Dai stressed that Tufts has a responsibility to meet student needs on a greater scale. “We hope to hold the administration accountable for the promises they made in institutionalizing RCD as a department,” Dai said. “We want to create a robust RCD department that will provide students and faculty with the resources they need and will last for decades to come.”
Ward said, “I think only changes can be made when you cross those lines that people don’t think to cross, and you need to be a little bit aggressive… This [is] at the bottom of [the administration’s] list. So if you’re not pushing them, they’re not going to do anything. Please don’t be nice to them. They don’t deserve your kindness. They’re grown adults. We’re paying them.”

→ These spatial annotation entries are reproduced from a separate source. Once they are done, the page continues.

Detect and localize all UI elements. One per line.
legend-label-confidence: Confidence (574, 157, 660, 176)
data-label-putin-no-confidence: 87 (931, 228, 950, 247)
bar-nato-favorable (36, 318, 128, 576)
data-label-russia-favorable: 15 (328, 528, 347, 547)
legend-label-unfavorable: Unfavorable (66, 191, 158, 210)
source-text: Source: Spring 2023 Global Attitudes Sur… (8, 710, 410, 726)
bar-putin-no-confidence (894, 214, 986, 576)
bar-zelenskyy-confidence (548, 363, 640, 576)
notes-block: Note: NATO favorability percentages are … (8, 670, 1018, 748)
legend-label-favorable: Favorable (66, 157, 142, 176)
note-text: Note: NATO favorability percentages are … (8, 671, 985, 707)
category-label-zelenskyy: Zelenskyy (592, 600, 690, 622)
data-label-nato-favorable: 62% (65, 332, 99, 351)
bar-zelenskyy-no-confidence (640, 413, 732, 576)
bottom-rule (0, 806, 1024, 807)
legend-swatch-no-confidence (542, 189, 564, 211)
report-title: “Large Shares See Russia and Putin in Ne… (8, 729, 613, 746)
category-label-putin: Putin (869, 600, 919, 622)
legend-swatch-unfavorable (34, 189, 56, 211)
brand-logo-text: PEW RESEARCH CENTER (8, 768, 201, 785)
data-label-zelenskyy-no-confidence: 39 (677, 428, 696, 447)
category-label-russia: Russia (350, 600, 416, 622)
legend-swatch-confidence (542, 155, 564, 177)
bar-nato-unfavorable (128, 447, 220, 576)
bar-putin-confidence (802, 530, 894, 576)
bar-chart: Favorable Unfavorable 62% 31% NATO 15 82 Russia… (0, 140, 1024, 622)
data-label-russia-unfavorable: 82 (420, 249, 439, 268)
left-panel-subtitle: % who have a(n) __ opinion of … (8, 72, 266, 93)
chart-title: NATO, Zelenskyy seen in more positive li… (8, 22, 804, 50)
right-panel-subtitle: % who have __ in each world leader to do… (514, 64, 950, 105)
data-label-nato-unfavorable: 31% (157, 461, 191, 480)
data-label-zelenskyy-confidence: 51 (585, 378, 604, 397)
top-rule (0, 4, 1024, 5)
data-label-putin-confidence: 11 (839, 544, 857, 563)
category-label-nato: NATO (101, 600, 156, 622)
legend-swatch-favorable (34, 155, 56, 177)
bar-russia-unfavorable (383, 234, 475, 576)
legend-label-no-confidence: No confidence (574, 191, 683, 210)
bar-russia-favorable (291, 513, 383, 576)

“RCD can be a leader to other schools for a department that can do incredible and really urgent work,” Pan said. “Tufts can afford to invest in RCD, and not only can they afford it, I think their future relies on it. It’s not about RCD’s future. It’s about Tufts University’s future, especially with the kind of image it wants to project to its customers.”
Students involved in Ethnic Studies Now Coalition will continue to meet with the Tufts administration into the summer and Fall 2023 semester, and their demands remain more urgent than ever.
As Dai said, “Our long-term demands are to ensure that the RCD department stays strong and stable for decades after we are gone. We want the administration to acknowledge RCD as a field of study—and marginalized students’ wants in general—as valid and worthy of institutional recognition.”